У Тонни были две дочери. Немолодые, лет по двадцать-двадцать пять. Толстые и неряшливые. Папаша-свин все пытался пристроить их замуж, но дураков не было. Пожалуй, это единственное, что кроме денег по-настоящему волновало жирдяя.
Мик размахнулся и еще раз ударил Тонни в живот, стараясь бить до сотрясения внутренностей. Однако не удар оказался решающим. Тон выведенного из себя Мика испугал Тонни до такой усрачки, что толстяк заскулил:
— Мик, они сказали, что тебя всего лишь нужно отвлечь… Просто отвлечь любым способом. Не нужно моих девочек!.. Они такие домашние, а Вырубалы, знаешь что с людьми делают… — и он затрясся всем своим дебелым телом и зарыдал.
— Рассказывай, если хочешь протянуть еще хоть день своей никчемной жизни! — давил на него парень.
Кухаркин сын возвышался над пекарем с высоты своего двухметрового роста. Быстрый и стройный и по-звериному опасный.
— Так ведь это только слухи. Я сам ничего не знаю. Только то, что людей они разделывают, что мясник корову. Ловят и рубят в банки, и в холодильниках держат. А больше ничегоооо… Ничегооооо…
— Что за бред!? — разозлился Кухаркин сын и замахнулся еще раз.
Но Тонни уже не реагировал. Он бешено вращал глазами и зажимал сам себе рот двумя пухлыми кулаками. Как будто жалел, что проговорился.
«Кончать надо с толстяком, вот только проследить бы сначала не помешало», — прикидывал в уме Мик, отправляясь в обратный путь.
Самым дурным во всей этой мутной ситуации было то, что в его районе действительно пропадали люди. Причем преимущественно девушки.
Сначала сыны не досчитались пяти человек, при переезде. Причем, вначале парни все списали на ошибку в списках. Но люди продолжили пропадать и после. Все это были одинокие без особого занятия девушки.
Сейчас на столе в офисе Братства лежал уже десяток подобных заявлений об исчезновении. А вот каким боком здесь были замешаны Вырубалы, стоило еще разобраться…
И вот во всей этой канители не было ни дня, когда бы Мик не думал о Ней. Она преследовала его во снах. Как постоянно удаляющаяся цель, за которой он гнался, но никак не мог прикоснуться.

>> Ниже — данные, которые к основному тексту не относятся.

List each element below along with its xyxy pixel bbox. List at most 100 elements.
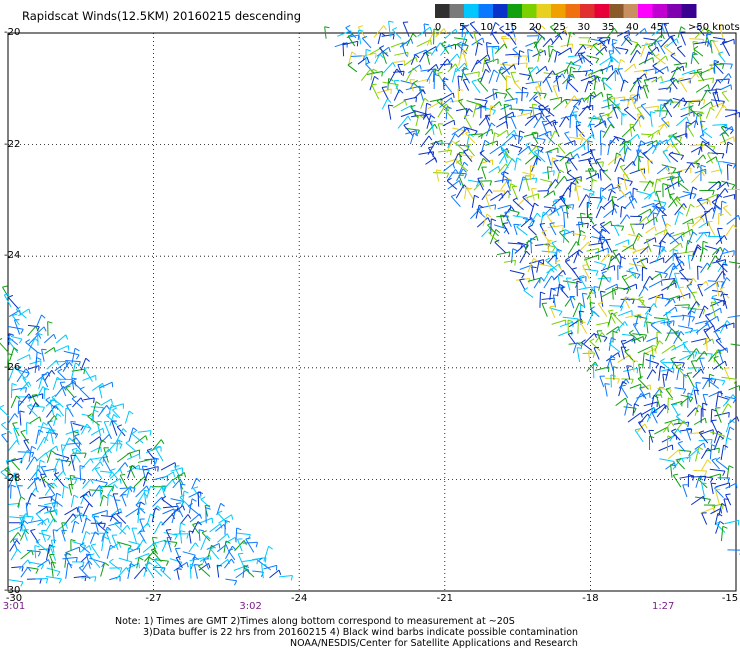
wind-barb xyxy=(116,426,126,437)
wind-barb-flag xyxy=(365,48,371,52)
wind-barb xyxy=(400,104,412,112)
wind-barb-flag xyxy=(713,379,717,385)
wind-barb xyxy=(598,275,603,291)
wind-barb-flag xyxy=(63,485,69,489)
wind-barb xyxy=(662,151,671,163)
wind-barb xyxy=(662,421,672,433)
wind-barb-flag xyxy=(527,49,533,52)
wind-barb-flag xyxy=(491,46,498,49)
wind-barb xyxy=(523,289,534,298)
wind-barb xyxy=(20,381,29,391)
wind-barb xyxy=(26,549,41,553)
wind-barb-flag xyxy=(636,106,642,109)
wind-barb-flag xyxy=(50,494,56,498)
wind-barb xyxy=(65,387,75,398)
wind-barb xyxy=(512,215,528,219)
wind-barb xyxy=(671,343,685,351)
wind-barb-flag xyxy=(399,89,404,94)
wind-barb xyxy=(494,43,505,55)
wind-barb-flag xyxy=(652,57,655,63)
wind-barb xyxy=(605,239,613,253)
wind-barb-flag xyxy=(17,532,22,537)
wind-barb-flag xyxy=(106,405,110,410)
wind-barb xyxy=(567,81,579,93)
wind-barb xyxy=(694,404,699,416)
wind-barb-flag xyxy=(727,141,733,145)
wind-barb-flag xyxy=(712,294,718,298)
wind-barb xyxy=(588,242,603,246)
wind-barb-flag xyxy=(568,332,574,335)
wind-barb-flag xyxy=(607,116,613,119)
wind-barb-flag xyxy=(553,159,559,162)
wind-barb-flag xyxy=(61,459,67,462)
wind-barb-flag xyxy=(484,100,488,106)
wind-barb-flag xyxy=(672,298,676,304)
wind-barb xyxy=(686,373,695,388)
wind-barb-flag xyxy=(540,115,545,121)
note-line-1: Note: 1) Times are GMT 2)Times along bot… xyxy=(115,616,515,627)
wind-barb-flag xyxy=(456,53,460,59)
wind-barb-flag xyxy=(527,75,531,81)
wind-barb-flag xyxy=(660,280,663,286)
colorbar-swatch xyxy=(536,4,552,18)
wind-barb-flag xyxy=(183,472,187,478)
wind-barb-flag xyxy=(680,331,685,336)
wind-barb-flag xyxy=(592,352,596,358)
wind-barb-flag xyxy=(217,564,223,567)
wind-barb-flag xyxy=(713,355,719,359)
wind-barb xyxy=(128,540,140,545)
wind-barb xyxy=(64,507,78,516)
wind-barb xyxy=(518,130,521,145)
wind-barb-flag xyxy=(655,53,660,57)
wind-barb xyxy=(497,204,511,210)
wind-barb-flag xyxy=(457,88,463,91)
wind-barb xyxy=(687,72,697,83)
wind-barb xyxy=(722,394,734,407)
wind-barb xyxy=(77,506,83,523)
wind-barb-flag xyxy=(209,555,212,561)
wind-barb xyxy=(23,440,30,452)
wind-barb-flag xyxy=(576,347,583,349)
colorbar-label: 15 xyxy=(505,22,518,33)
wind-barb xyxy=(679,428,692,432)
wind-barb-flag xyxy=(545,66,548,72)
wind-barb-flag xyxy=(176,568,182,570)
wind-barb xyxy=(569,182,572,198)
wind-barb-flag xyxy=(112,407,118,411)
wind-barb xyxy=(600,253,609,263)
wind-barb xyxy=(504,98,518,102)
wind-barb-flag xyxy=(616,152,622,156)
wind-barb xyxy=(18,559,29,570)
wind-barb xyxy=(511,62,528,65)
wind-barb xyxy=(462,79,470,91)
wind-barb xyxy=(539,292,541,308)
wind-barb-flag xyxy=(712,325,716,331)
wind-barb xyxy=(557,144,566,154)
wind-barb xyxy=(518,176,524,192)
wind-barb xyxy=(70,455,75,471)
wind-barb xyxy=(568,136,583,140)
wind-barb-flag xyxy=(196,477,201,483)
wind-barb xyxy=(705,107,712,119)
wind-barb xyxy=(670,464,673,478)
wind-barb-flag xyxy=(8,294,14,298)
wind-barb-flag xyxy=(76,354,80,360)
wind-barb xyxy=(686,222,691,236)
wind-barb xyxy=(691,55,700,65)
wind-barb-flag xyxy=(572,111,578,113)
wind-barb xyxy=(693,417,706,426)
wind-barb-flag xyxy=(600,290,606,293)
wind-barb-flag xyxy=(682,340,688,344)
wind-barb xyxy=(607,255,613,271)
wind-barb xyxy=(279,574,293,578)
wind-barb xyxy=(491,47,495,63)
wind-barb-flag xyxy=(655,217,658,223)
wind-barb-flag xyxy=(54,468,57,474)
wind-barb xyxy=(102,457,112,472)
wind-barb-flag xyxy=(0,338,3,340)
wind-barb xyxy=(500,63,512,66)
wind-barb xyxy=(502,171,505,183)
wind-barb-flag xyxy=(183,490,189,494)
wind-barb-flag xyxy=(644,423,648,429)
wind-barb xyxy=(69,475,73,490)
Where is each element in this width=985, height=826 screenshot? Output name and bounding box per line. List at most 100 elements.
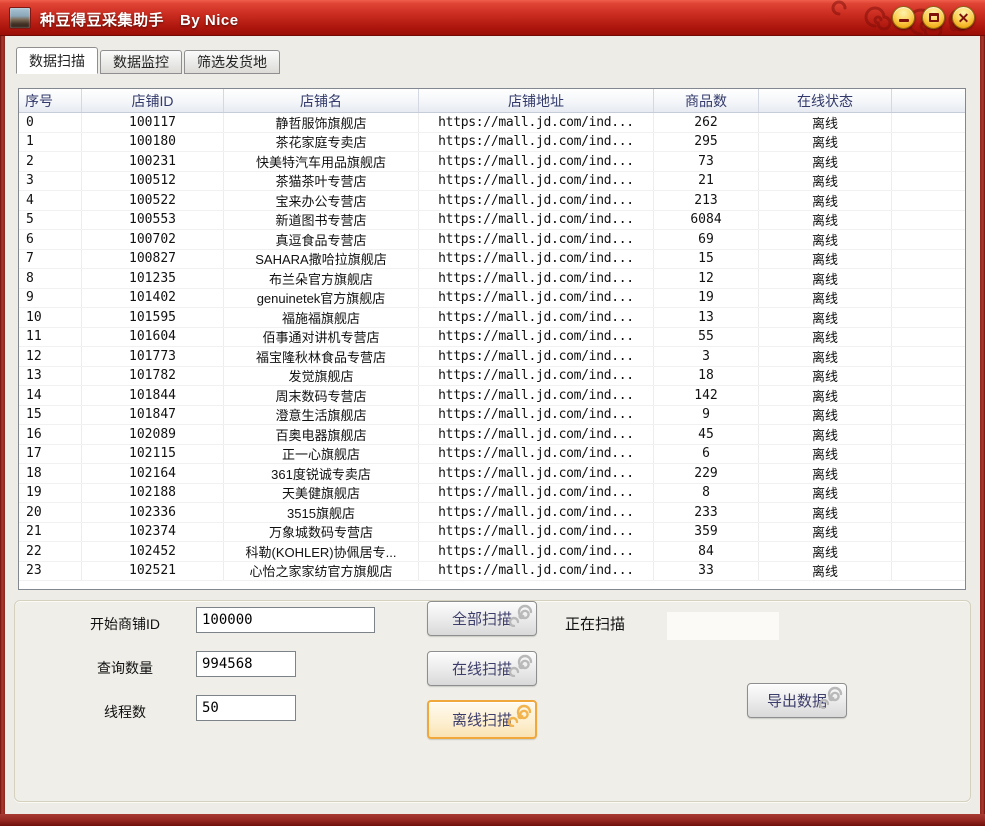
table-row[interactable]: 3 100512 茶猫茶叶专营店 https://mall.jd.com/ind… [19, 172, 965, 192]
table-row[interactable]: 12 101773 福宝隆秋林食品专营店 https://mall.jd.com… [19, 347, 965, 367]
table-row[interactable]: 16 102089 百奥电器旗舰店 https://mall.jd.com/in… [19, 425, 965, 445]
col-header-shop-url[interactable]: 店铺地址 [419, 89, 654, 112]
cell-shop-name: 布兰朵官方旗舰店 [224, 269, 419, 288]
table-row[interactable]: 21 102374 万象城数码专营店 https://mall.jd.com/i… [19, 523, 965, 543]
cell-empty [892, 367, 965, 386]
cell-shop-url: https://mall.jd.com/ind... [419, 250, 654, 269]
cell-item-count: 18 [654, 367, 759, 386]
maximize-icon [929, 13, 939, 22]
table-row[interactable]: 4 100522 宝来办公专营店 https://mall.jd.com/ind… [19, 191, 965, 211]
cell-shop-id: 102336 [82, 503, 224, 522]
scan-offline-button[interactable]: 离线扫描 [427, 700, 537, 739]
cell-item-count: 142 [654, 386, 759, 405]
table-row[interactable]: 0 100117 静哲服饰旗舰店 https://mall.jd.com/ind… [19, 113, 965, 133]
col-header-shop-name[interactable]: 店铺名 [224, 89, 419, 112]
cell-index: 0 [19, 113, 82, 132]
export-data-button[interactable]: 导出数据 [747, 683, 847, 718]
table-row[interactable]: 20 102336 3515旗舰店 https://mall.jd.com/in… [19, 503, 965, 523]
client-area: 数据扫描 数据监控 筛选发货地 序号 店铺ID 店铺名 店铺地址 商品数 在线状… [5, 36, 980, 814]
cell-item-count: 33 [654, 562, 759, 581]
cell-index: 18 [19, 464, 82, 483]
cell-empty [892, 308, 965, 327]
scan-online-button[interactable]: 在线扫描 [427, 651, 537, 686]
cell-index: 15 [19, 406, 82, 425]
table-row[interactable]: 5 100553 新道图书专营店 https://mall.jd.com/ind… [19, 211, 965, 231]
cell-shop-id: 102164 [82, 464, 224, 483]
cell-shop-url: https://mall.jd.com/ind... [419, 269, 654, 288]
cell-shop-name: 茶花家庭专卖店 [224, 133, 419, 152]
cell-item-count: 359 [654, 523, 759, 542]
cell-shop-name: SAHARA撒哈拉旗舰店 [224, 250, 419, 269]
cell-online-status: 离线 [759, 269, 892, 288]
cell-shop-id: 102521 [82, 562, 224, 581]
cell-shop-url: https://mall.jd.com/ind... [419, 191, 654, 210]
table-row[interactable]: 11 101604 佰事通对讲机专营店 https://mall.jd.com/… [19, 328, 965, 348]
cell-empty [892, 230, 965, 249]
start-shop-id-input[interactable] [196, 607, 375, 633]
table-row[interactable]: 10 101595 福施福旗舰店 https://mall.jd.com/ind… [19, 308, 965, 328]
window-frame-right [980, 36, 985, 826]
cell-shop-name: 静哲服饰旗舰店 [224, 113, 419, 132]
table-row[interactable]: 7 100827 SAHARA撒哈拉旗舰店 https://mall.jd.co… [19, 250, 965, 270]
close-icon: ✕ [958, 11, 970, 25]
cell-online-status: 离线 [759, 484, 892, 503]
query-count-label: 查询数量 [97, 658, 153, 678]
col-header-shop-id[interactable]: 店铺ID [82, 89, 224, 112]
query-count-input[interactable] [196, 651, 296, 677]
scanning-status-value [667, 612, 779, 640]
cell-online-status: 离线 [759, 191, 892, 210]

В другой раз во сне его мучила жажда, а она стояла у окна с кружкой такой холодной воды, что капельки стекали по запотевшей керамике на ее длинные изящные пальцы, и смеялась. Он подобрался ближе, а она обернулась птицей и вылетела в окно. Чертовщина какая-то!
И все эти видения были такими яркими, такими реальными, как будто только в их и была жизнь.
Он страстно хотел хоть краем глаза снова посмотреть на девушку, перекинуться парой слов еще раз после того, как зажимал и целовал на балконе. На празднике Мик сам не знал, зачем пошел за ней, и только, когда Кьяра оказалась в его объятиях, понял.
А теперь он душил в себе все желания увидеть девушку. Несколько раз парень разворачивал себя на полпути в ее корпус. Мик останавливал всякого, кто пытался доложить о событиях, происходящих с жильцами этого проклятого дома, потому что разговор мог как-то затронуть ее, Кьяру, а значит принести Мику новые мучения.